Reader Questions:
Each Additional' Describes Bilateral Laminotomy
Published on Wed Feb 13, 2008
Question: If the surgeon performs a right laminotomy at L4-L5 and a left laminotomy at L2-L3, should I report 63030 with 63035, or 63030 with 63030-59? Answer: For a right L4-L5 laminotomy and left L2-L3 laminotomy, you should report one unit each of 63030 (Laminotomy [hemilaminectomy], with decompression of nerve root[s], including partial facetectomy, foraminotomy and/or excision of herniated intervertebral disc; one interspace, lumbar [including open or endoscopically assisted approach]) and +63035 (... each additional interspace, cervical or lumbar [list separately in addition to code for primary procedure]).

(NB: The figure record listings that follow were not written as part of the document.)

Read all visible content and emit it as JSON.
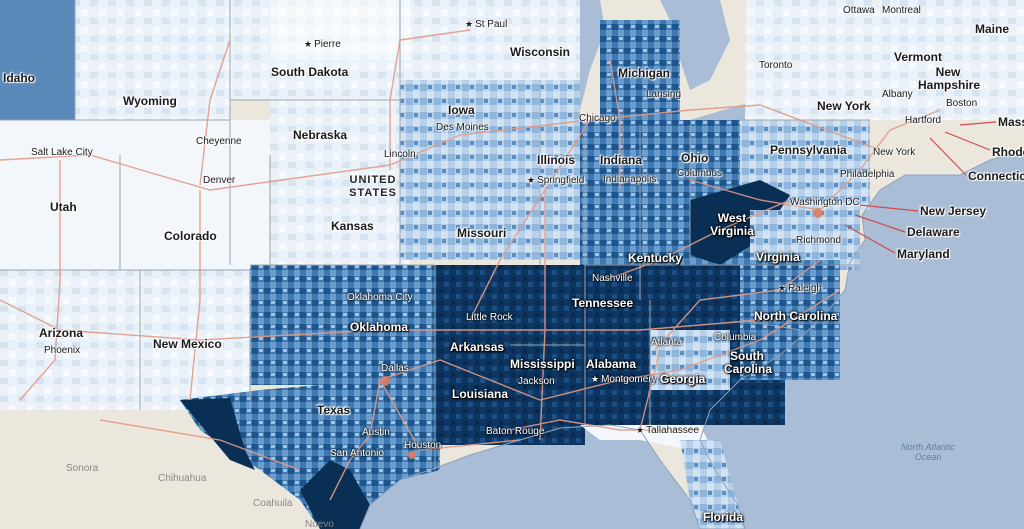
{
  "labels": {
    "states": [
      "Idaho",
      "Wyoming",
      "South Dakota",
      "Nebraska",
      "Utah",
      "Colorado",
      "Kansas",
      "Iowa",
      "Wisconsin",
      "Michigan",
      "Illinois",
      "Indiana",
      "Ohio",
      "Missouri",
      "Pennsylvania",
      "New York",
      "Vermont",
      "New Hampshire",
      "Maine",
      "Arizona",
      "New Mexico",
      "Oklahoma",
      "Texas",
      "Arkansas",
      "Louisiana",
      "Mississippi",
      "Alabama",
      "Georgia",
      "Tennessee",
      "Kentucky",
      "West Virginia",
      "Virginia",
      "North Carolina",
      "South Carolina",
      "Florida"
    ],
    "callouts": [
      "New Jersey",
      "Delaware",
      "Maryland",
      "Mass",
      "Rhode",
      "Connectic"
    ],
    "cities": [
      "Pierre",
      "St Paul",
      "Cheyenne",
      "Salt Lake City",
      "Denver",
      "Lincoln",
      "Des Moines",
      "Chicago",
      "Lansing",
      "Springfield",
      "Indianapolis",
      "Columbus",
      "Toronto",
      "Ottawa",
      "Montreal",
      "Albany",
      "Boston",
      "Hartford",
      "New York",
      "Philadelphia",
      "Washington DC",
      "Richmond",
      "Raleigh",
      "Nashville",
      "Columbia",
      "Atlanta",
      "Montgomery",
      "Jackson",
      "Little Rock",
      "Oklahoma City",
      "Dallas",
      "Austin",
      "San Antonio",
      "Houston",
      "Baton Rouge",
      "Tallahassee",
      "Phoenix"
    ],
    "country": "UNITED STATES",
    "mexico": [
      "Sonora",
      "Chihuahua",
      "Coahuila",
      "Nuevo"
    ],
    "ocean": "North Atlantic Ocean"
  },
  "colors": {
    "ocean": "#a9bdd6",
    "land": "#ece7dd",
    "road": "#e29a86",
    "border": "#9aa3ad",
    "class_1": "#f4f8fc",
    "class_2": "#d3e2f0",
    "class_3": "#a5c3e0",
    "class_4": "#5b8fc2",
    "class_5": "#2b6198",
    "class_6": "#0a2f54"
  },
  "legend_visible": false
}
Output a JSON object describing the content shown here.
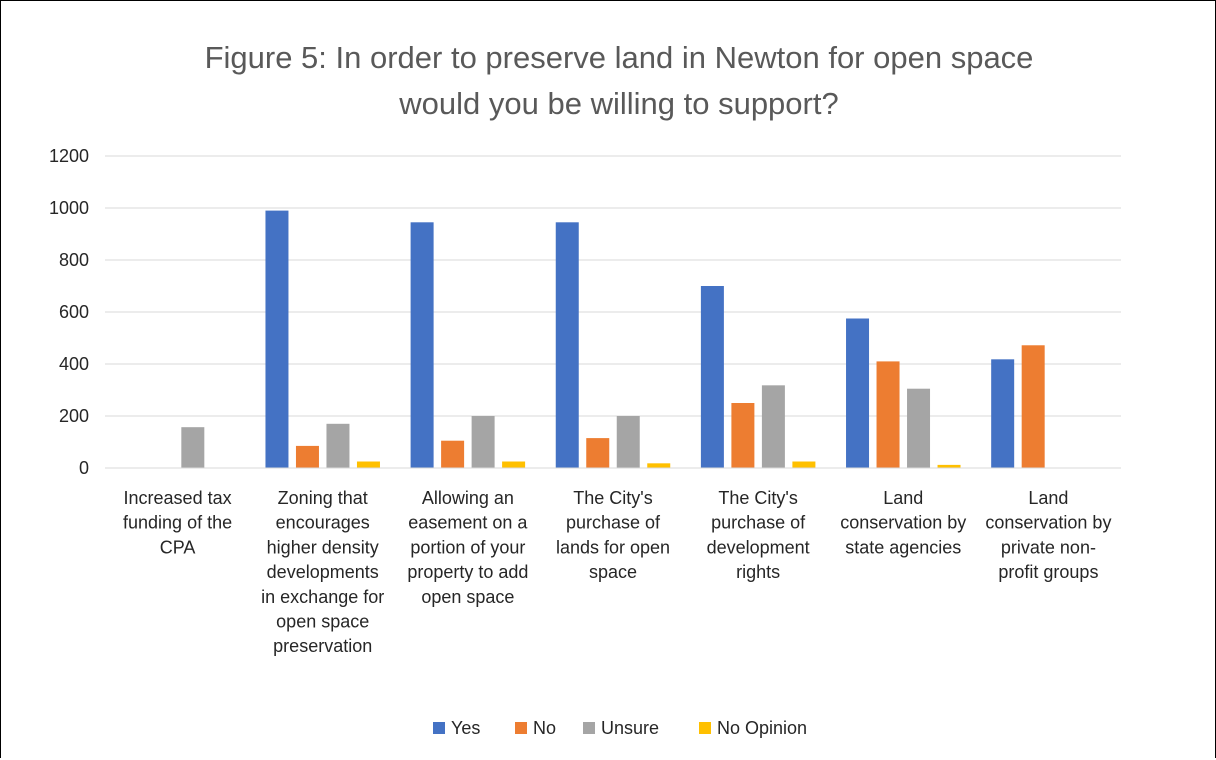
{
  "chart_data": {
    "type": "bar",
    "title_lines": [
      "Figure 5: In order to preserve land in Newton for open space",
      "would you be willing to support?"
    ],
    "categories": [
      [
        "Increased tax",
        "funding of the",
        "CPA"
      ],
      [
        "Zoning that",
        "encourages",
        "higher density",
        "developments",
        "in exchange for",
        "open space",
        "preservation"
      ],
      [
        "Allowing an",
        "easement on a",
        "portion of your",
        "property to add",
        "open space"
      ],
      [
        "The City's",
        "purchase of",
        "lands for open",
        "space"
      ],
      [
        "The City's",
        "purchase of",
        "development",
        "rights"
      ],
      [
        "Land",
        "conservation by",
        "state agencies"
      ],
      [
        "Land",
        "conservation by",
        "private non-",
        "profit groups"
      ]
    ],
    "series": [
      {
        "name": "Yes",
        "color": "#4472C4",
        "values": [
          0,
          990,
          945,
          945,
          700,
          575,
          418
        ]
      },
      {
        "name": "No",
        "color": "#ED7D31",
        "values": [
          0,
          85,
          105,
          115,
          250,
          410,
          472
        ]
      },
      {
        "name": "Unsure",
        "color": "#A5A5A5",
        "values": [
          157,
          170,
          200,
          200,
          318,
          305,
          0
        ]
      },
      {
        "name": "No Opinion",
        "color": "#FFC000",
        "values": [
          0,
          25,
          25,
          18,
          25,
          12,
          0
        ]
      }
    ],
    "ylim": [
      0,
      1200
    ],
    "yticks": [
      "0",
      "200",
      "400",
      "600",
      "800",
      "1000",
      "1200"
    ],
    "grid": true,
    "legend_position": "bottom"
  }
}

And, you may append modifier RT (Right side) to 63030 and LT (Left side) to 63035 for greater specificity. You should report only one unit of 63030 per claim. For all interspaces the surgeon treats beyond the first, whether on the same or a different side (right-right vs. left-right) you must call on the add-on code 63035. If the surgeon performs laminotomy on the left and right side of the same interspace, however, you may report a single unit of 63030 with modifier 50 (Bilateral procedure) appended. For instance, for right L4-L5 and left L4-L5 laminotomy, report 63030-50.